November 2008 Update on Arctic Temperature – RSS
Posted by The Diatribe Guy on December 1, 2008
- Anomaly value = 0.452, in degrees Celsius
- Of 358 total anomalies in the data, it ranks 120th
- Of 30 October anomalies, it ranks 10th.
- October’s anomaly is 0.45 degrees cooler than October 2007 and 0.155 degrees cooler than September 2008
Averages and trends
- 12-month average anomaly is 0.514, which – other than the 51.3 average at the end of August 2008 – is the lowest average since the period ending January 2005.
- The slope since inception (January 1979) is 0.27989 degrees Celsius per month, which corresponds to a warming rate per Century of 3.36 degrees. The most horrific global warming figures are extrapolated from the observed warming in the Arctic over the last few decades. And it surely has warmed fairly significantly. However, this is a regional phenomenon. The Antarctic has actually cooled slightly in the last 30 years and nobody seems to really care all that much about that. It is very obvious from the RSS data differentiation by latitude that global temperature changes are a little more complicated than the simplistic “global” notion we so often hear about.
- We can fit a negative trend line going as far back as March 2002. So, while the anomalies are still warm, they have stopped increasing in the last 6 and a half years.
- There is no significant recent streaks of consecutive cooling or warming stretches over previous year.

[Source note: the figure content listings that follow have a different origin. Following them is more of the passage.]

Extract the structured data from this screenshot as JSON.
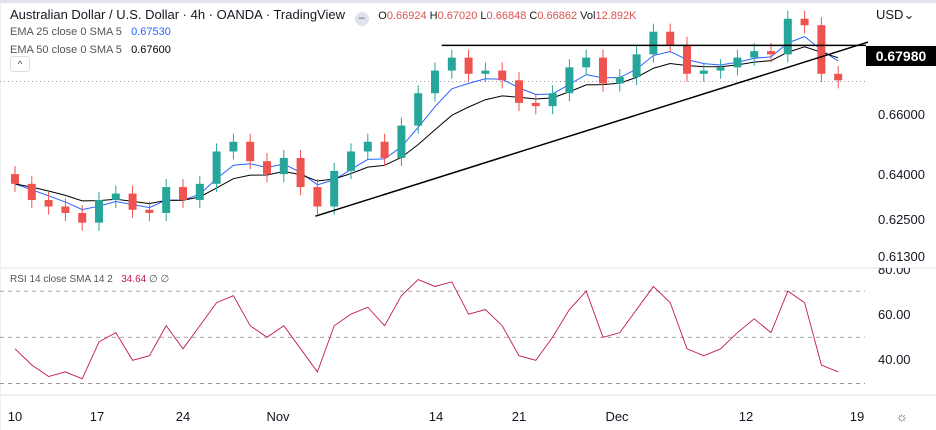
{
  "header": {
    "title": "Australian Dollar / U.S. Dollar · 4h · OANDA · TradingView",
    "ohlc": {
      "o": "0.66924",
      "h": "0.67020",
      "l": "0.66848",
      "c": "0.66862",
      "vol": "12.892K"
    },
    "o_label": "O",
    "h_label": "H",
    "l_label": "L",
    "c_label": "C",
    "vol_label": "Vol",
    "ema25": {
      "label": "EMA 25 close 0 SMA 5",
      "value": "0.67530"
    },
    "ema50": {
      "label": "EMA 50 close 0 SMA 5",
      "value": "0.67600"
    },
    "collapse_icon": "chevron-up-icon",
    "currency": "USD"
  },
  "rsi_legend": {
    "label": "RSI 14 close SMA 14 2",
    "value": "34.64",
    "extra1": "∅",
    "extra2": "∅"
  },
  "price_axis": [
    "0.66000",
    "0.64000",
    "0.62500",
    "0.61300"
  ],
  "price_tag": "0.67980",
  "rsi_axis": [
    "80.00",
    "60.00",
    "40.00"
  ],
  "time_axis": [
    "10",
    "17",
    "24",
    "Nov",
    "14",
    "21",
    "Dec",
    "12",
    "19"
  ],
  "colors": {
    "up": "#26a69a",
    "down": "#ef5350",
    "ema25": "#2962ff",
    "ema50": "#000000",
    "rsi": "#c2185b"
  },
  "chart_data": {
    "type": "candlestick",
    "ylim": [
      0.611,
      0.6938
    ],
    "closes": [
      0.637,
      0.632,
      0.63,
      0.628,
      0.625,
      0.632,
      0.634,
      0.629,
      0.628,
      0.636,
      0.632,
      0.637,
      0.647,
      0.65,
      0.644,
      0.64,
      0.645,
      0.636,
      0.63,
      0.641,
      0.647,
      0.65,
      0.645,
      0.655,
      0.665,
      0.672,
      0.676,
      0.671,
      0.672,
      0.669,
      0.662,
      0.661,
      0.665,
      0.673,
      0.676,
      0.668,
      0.67,
      0.677,
      0.684,
      0.68,
      0.671,
      0.672,
      0.673,
      0.676,
      0.678,
      0.677,
      0.688,
      0.686,
      0.671,
      0.669
    ],
    "rsi": [
      45,
      38,
      33,
      35,
      32,
      48,
      52,
      40,
      42,
      55,
      45,
      55,
      65,
      68,
      55,
      50,
      55,
      45,
      35,
      55,
      60,
      63,
      55,
      68,
      75,
      72,
      74,
      60,
      62,
      55,
      42,
      40,
      50,
      62,
      70,
      50,
      52,
      62,
      72,
      65,
      45,
      42,
      45,
      52,
      58,
      52,
      70,
      65,
      38,
      35
    ],
    "rsi_ylim": [
      25,
      80
    ],
    "rsi_levels": [
      70,
      50,
      30
    ],
    "current_price": 0.66862,
    "horizontal_line": 0.6798,
    "trendline": {
      "from": 0.627,
      "to": 0.6808
    }
  }
}
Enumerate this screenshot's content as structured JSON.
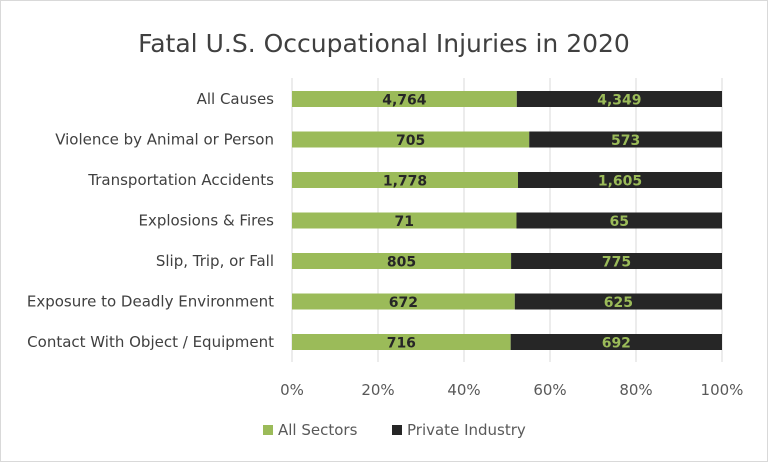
{
  "chart_data": {
    "type": "bar",
    "stacking": "percent",
    "orientation": "horizontal",
    "title": "Fatal U.S. Occupational Injuries in 2020",
    "categories": [
      "All Causes",
      "Violence by Animal or Person",
      "Transportation Accidents",
      "Explosions & Fires",
      "Slip, Trip, or Fall",
      "Exposure to Deadly Environment",
      "Contact With Object / Equipment"
    ],
    "series": [
      {
        "name": "All Sectors",
        "color": "#9BBB59",
        "label_color": "#262626",
        "values": [
          4764,
          705,
          1778,
          71,
          805,
          672,
          716
        ],
        "labels": [
          "4,764",
          "705",
          "1,778",
          "71",
          "805",
          "672",
          "716"
        ]
      },
      {
        "name": "Private Industry",
        "color": "#262626",
        "label_color": "#9BBB59",
        "values": [
          4349,
          573,
          1605,
          65,
          775,
          625,
          692
        ],
        "labels": [
          "4,349",
          "573",
          "1,605",
          "65",
          "775",
          "625",
          "692"
        ]
      }
    ],
    "xticks": [
      "0%",
      "20%",
      "40%",
      "60%",
      "80%",
      "100%"
    ],
    "xlim": [
      0,
      100
    ],
    "grid": true,
    "legend": "bottom"
  }
}
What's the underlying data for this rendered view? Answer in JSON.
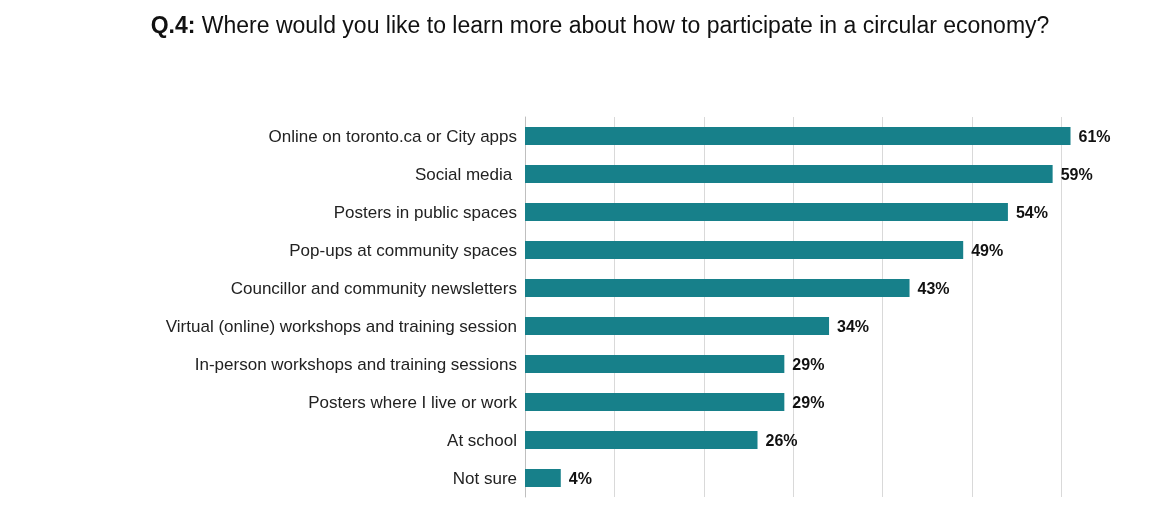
{
  "chart_data": {
    "type": "bar",
    "orientation": "horizontal",
    "title": "Q.4: Where would you like to learn more about how to participate in a circular economy?",
    "categories": [
      "Online on toronto.ca or City apps",
      "Social media ",
      "Posters in public spaces",
      "Pop-ups at community spaces",
      "Councillor and community newsletters",
      "Virtual (online) workshops and training session",
      "In-person workshops and training sessions",
      "Posters where I live or work",
      "At school",
      "Not sure"
    ],
    "values": [
      61,
      59,
      54,
      49,
      43,
      34,
      29,
      29,
      26,
      4
    ],
    "value_labels": [
      "61%",
      "59%",
      "54%",
      "49%",
      "43%",
      "34%",
      "29%",
      "29%",
      "26%",
      "4%"
    ],
    "color": "#17808a",
    "xticks": [
      {
        "value": 0,
        "label": null
      },
      {
        "value": 10,
        "label": null
      },
      {
        "value": 20,
        "label": null
      },
      {
        "value": 30,
        "label": null
      },
      {
        "value": 40,
        "label": null
      },
      {
        "value": 50,
        "label": null
      },
      {
        "value": 60,
        "label": null
      }
    ],
    "grid": "x",
    "tick_labels": "y"
  }
}
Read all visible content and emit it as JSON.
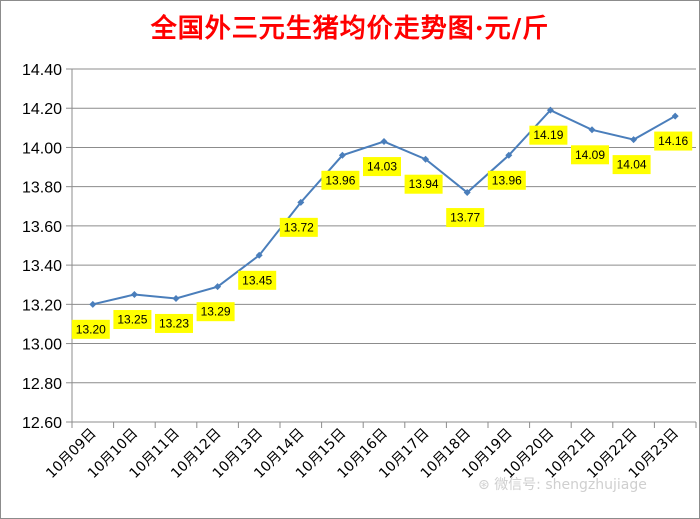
{
  "chart_data": {
    "type": "line",
    "title": "全国外三元生猪均价走势图·元/斤",
    "categories": [
      "10月09日",
      "10月10日",
      "10月11日",
      "10月12日",
      "10月13日",
      "10月14日",
      "10月15日",
      "10月16日",
      "10月17日",
      "10月18日",
      "10月19日",
      "10月20日",
      "10月21日",
      "10月22日",
      "10月23日"
    ],
    "series": [
      {
        "values": [
          13.2,
          13.25,
          13.23,
          13.29,
          13.45,
          13.72,
          13.96,
          14.03,
          13.94,
          13.77,
          13.96,
          14.19,
          14.09,
          14.04,
          14.16
        ]
      }
    ],
    "ylim": [
      12.6,
      14.4
    ],
    "yticks": [
      12.6,
      12.8,
      13.0,
      13.2,
      13.4,
      13.6,
      13.8,
      14.0,
      14.2,
      14.4
    ],
    "grid": true,
    "legend": "none",
    "colors": {
      "line": "#4a7ebb",
      "label_bg": "#ffff00",
      "title": "#ff0000",
      "grid": "#8c8c8c"
    },
    "watermark": "微信号: shengzhujiage"
  }
}
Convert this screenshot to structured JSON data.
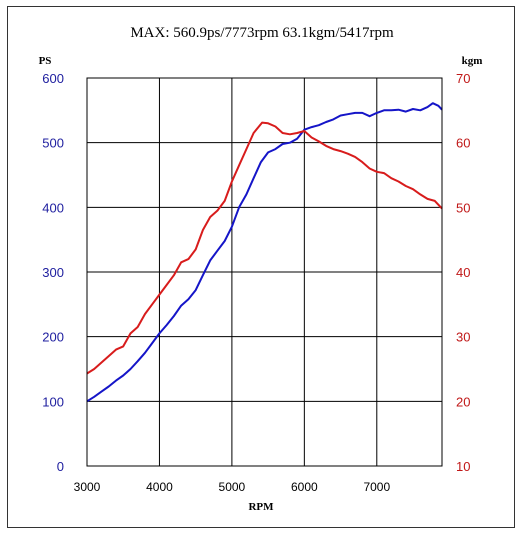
{
  "chart_data": {
    "type": "line",
    "title": "MAX: 560.9ps/7773rpm   63.1kgm/5417rpm",
    "xlabel": "RPM",
    "ylabel_left": "PS",
    "ylabel_right": "kgm",
    "xlim": [
      3000,
      7900
    ],
    "ylim_left": [
      0,
      600
    ],
    "ylim_right": [
      10,
      70
    ],
    "x_ticks": [
      "3000",
      "4000",
      "5000",
      "6000",
      "7000"
    ],
    "y_ticks_left": [
      "0",
      "100",
      "200",
      "300",
      "400",
      "500",
      "600"
    ],
    "y_ticks_right": [
      "10",
      "20",
      "30",
      "40",
      "50",
      "60",
      "70"
    ],
    "grid": true,
    "colors": {
      "ps": "#1515c8",
      "torque": "#d81c1c",
      "axis_left": "#2020a0",
      "axis_right": "#c01818"
    },
    "series": [
      {
        "axis": "left",
        "x": [
          3000,
          3100,
          3200,
          3300,
          3400,
          3500,
          3600,
          3700,
          3800,
          3900,
          4000,
          4100,
          4200,
          4300,
          4400,
          4500,
          4600,
          4700,
          4800,
          4900,
          5000,
          5100,
          5200,
          5300,
          5400,
          5500,
          5600,
          5700,
          5800,
          5900,
          6000,
          6100,
          6200,
          6300,
          6400,
          6500,
          6600,
          6700,
          6800,
          6900,
          7000,
          7100,
          7200,
          7300,
          7400,
          7500,
          7600,
          7700,
          7773,
          7850,
          7900
        ],
        "y": [
          100,
          107,
          115,
          123,
          132,
          140,
          150,
          162,
          175,
          190,
          205,
          218,
          232,
          248,
          258,
          272,
          295,
          318,
          333,
          348,
          370,
          400,
          420,
          445,
          470,
          485,
          490,
          498,
          500,
          506,
          520,
          524,
          527,
          532,
          536,
          542,
          544,
          546,
          546,
          541,
          546,
          550,
          550,
          551,
          548,
          552,
          550,
          555,
          561,
          557,
          551
        ]
      },
      {
        "axis": "right",
        "x": [
          3000,
          3100,
          3200,
          3300,
          3400,
          3500,
          3600,
          3700,
          3800,
          3900,
          4000,
          4100,
          4200,
          4300,
          4400,
          4500,
          4600,
          4700,
          4800,
          4900,
          5000,
          5100,
          5200,
          5300,
          5417,
          5500,
          5600,
          5700,
          5800,
          5900,
          6000,
          6100,
          6200,
          6300,
          6400,
          6500,
          6600,
          6700,
          6800,
          6900,
          7000,
          7100,
          7200,
          7300,
          7400,
          7500,
          7600,
          7700,
          7800,
          7900
        ],
        "y": [
          24.3,
          25.0,
          26.0,
          27.0,
          28.0,
          28.5,
          30.5,
          31.5,
          33.5,
          35.0,
          36.5,
          38.0,
          39.5,
          41.5,
          42.0,
          43.5,
          46.5,
          48.5,
          49.5,
          51.0,
          54.0,
          56.5,
          59.0,
          61.5,
          63.1,
          63.0,
          62.5,
          61.5,
          61.3,
          61.5,
          61.8,
          60.8,
          60.2,
          59.5,
          59.0,
          58.7,
          58.3,
          57.8,
          57.0,
          56.0,
          55.5,
          55.3,
          54.5,
          54.0,
          53.3,
          52.8,
          52.0,
          51.3,
          51.0,
          49.8
        ]
      }
    ]
  }
}
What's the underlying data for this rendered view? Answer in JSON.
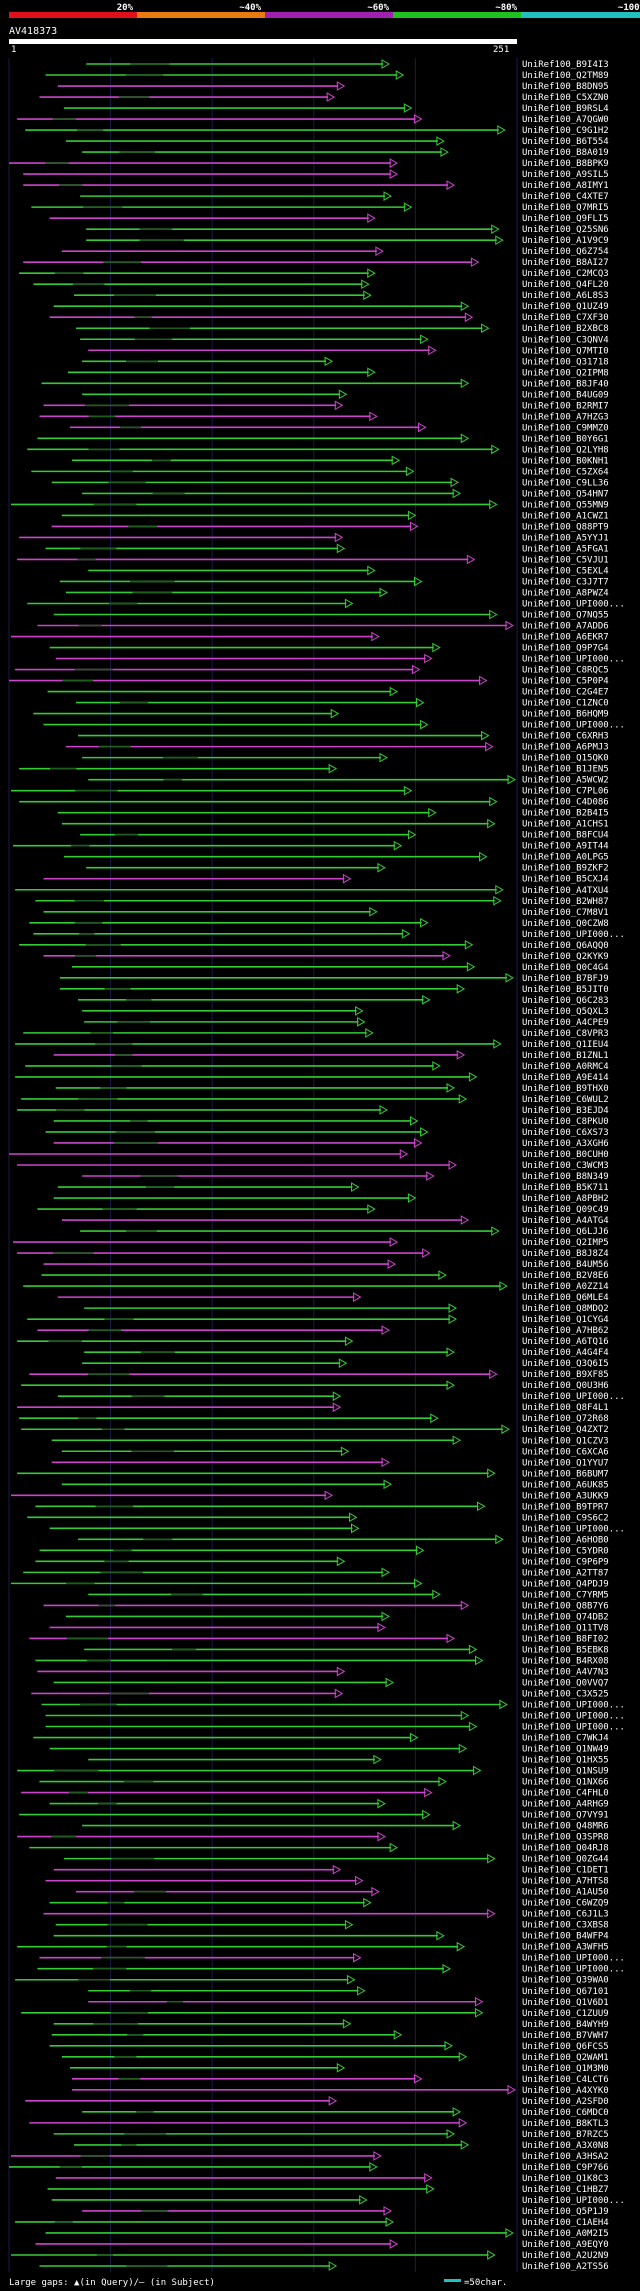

- Last 60-month slope = -0.0053. While negative, and while recent anomalies haven’t been real high, the trend line has increased because there is a dropping off of some very high anomalies on the front end of the trend line. Given the short line and the widely fluctuating anomalies in this region, the 60-month trend whips around quite a bit. In two months, I expect it to actually swing positive, but then it should flip back to a negative trend line.
- Last 120-month slope = 0.4589. This is a significant 10-year trend line. Since the last 5-years show a negative trend line, this still provides insight into the fact that the recent anomalies have still hovered higher than they were a decade ago. This helps explain the continued decline of ice mass through summer of 2007. Even though the Arctic was starting to cool down from its peak, it was still warm enough to continue increasing the melt. But we can now see, based on the 12-month average being the lowest in a while, that the overall anomalies have come down over the last 3 years, and we saw a higher ice mass at minimim in 2008 than 2007, and we saw a more rapid recovery into the winter. I have included a snapshot of the ice extent as of the end of November, from the IJIS site, below. You may view a current snapshot by clicking the IJIS link under “Resources” on the right of this page.
- Last 180-month slope = 0.4222, the lowest such slope since the period ending February 2003.
- Last 240-month slope = 0.4725, – the value of this trend line has been relatively stable since December 2005.
- Last 300-month slope = 0.3895, – the value of this trend line has been relatively stable since December 2006.